Kraft Louis, Korneliussen Thorfinn Sand, Sackett Peter Wad, Renaud Gabriel
Department of Health Technology, Section for Bioinformatics, Technical University of Denmark, Kongens Lyngby, 2800, Denmark.
Lundbeck Foundation GeoGenetics Centre, Globe Institute, University of Copenhagen, Copenhagen K, 1350, Denmark.
Bioinformatics. 2025 Aug 2;41(8). doi: 10.1093/bioinformatics/btaf407.

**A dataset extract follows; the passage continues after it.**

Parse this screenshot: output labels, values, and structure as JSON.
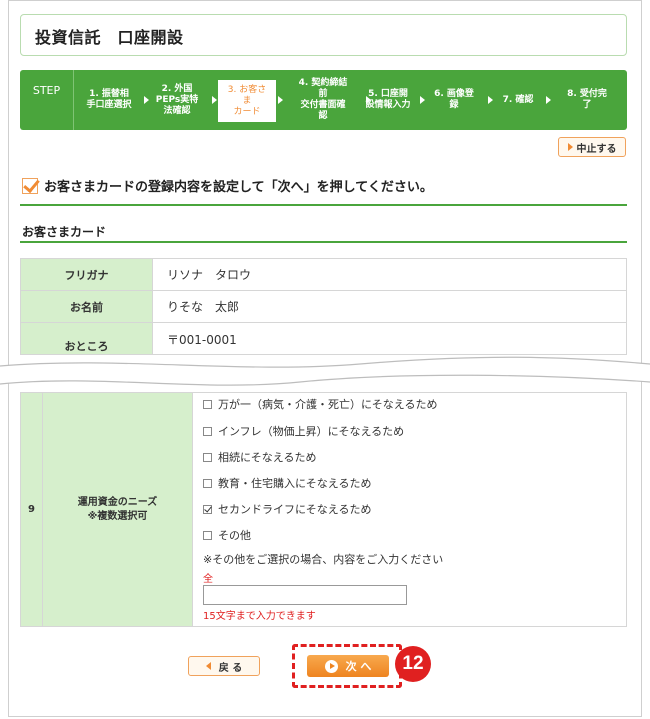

DNA damage patterns, such as increased frequencies of C→T and G→A substitutions at fragment ends, are widely used in ancient DNA studies to assess authenticity and detect contamination. In metagenomic studies, fragments can be mapped against multiple references or de novo assembled contigs to identify those likely to be ancient. Generating and comparing damage profiles, however, can be both tedious and time-consuming. Although tools exist for estimating damage in single reference genomes and metagenomic datasets, none efficiently cluster damage patterns.
To address this methodological gap, we developed AdDeam, a tool that combines rapid damage estimation with clustering for streamlined analyses and easy identification of potential contaminants or outliers. Our tool takes aligned ancient DNA (aDNA) fragments from various samples or contigs as input, computes damage patterns, clusters them, and outputs representative damage profiles per cluster, a probability of each sample pertaining to a cluster, as well as a Principal Component Analysis of the damage patterns for each sample for fast visualisation. We evaluated AdDeam on both simulated and empirical datasets. AdDeam effectively distinguishes different damage levels, such as uracil-DNA glycosylase-treated samples, sample-specific damages from specimens of different time periods, and can also distinguish between contigs containing modern or ancient fragments, providing a clear framework for aDNA authentication and facilitating large-scale analyses.
AdDeam is publicly available at https://github.com/LouisPwr/AdDeam and can also be installed via Bioconda. It is implemented in Python and C++. All analysis scripts and datasets are available at https://github.com/LouisPwr/AdDeamAnalysis and on Zenodo under: 10.5281/zenodo.15052427.
DNA损伤模式,例如片段末端C→T和G→A替换频率的增加,在古DNA研究中被广泛用于评估真实性和检测污染。在宏基因组学研究中,片段可以与多个参考序列比对或从头组装成重叠群,以识别可能是古代的片段。然而,生成和比较损伤图谱既繁琐又耗时。尽管存在用于估计单参考基因组和宏基因组数据集中损伤的工具,但没有一个能有效地对损伤模式进行聚类。
为了填补这一方法学空白,我们开发了AdDeam,这是一种将快速损伤估计与聚类相结合的工具,用于简化分析并轻松识别潜在污染物或异常值。我们的工具将来自各种样本或重叠群的比对后的古DNA(aDNA)片段作为输入,计算损伤模式,对其进行聚类,并输出每个聚类的代表性损伤图谱、每个样本属于一个聚类的概率,以及每个样本损伤模式的主成分分析以便快速可视化。我们在模拟数据集和实证数据集上对AdDeam进行了评估。AdDeam能够有效区分不同的损伤水平,如尿嘧啶-DNA糖基化酶处理的样本、不同时间段样本的特异性损伤,还能区分包含现代或古代片段的重叠群,为aDNA鉴定提供了清晰的框架并便于大规模分析。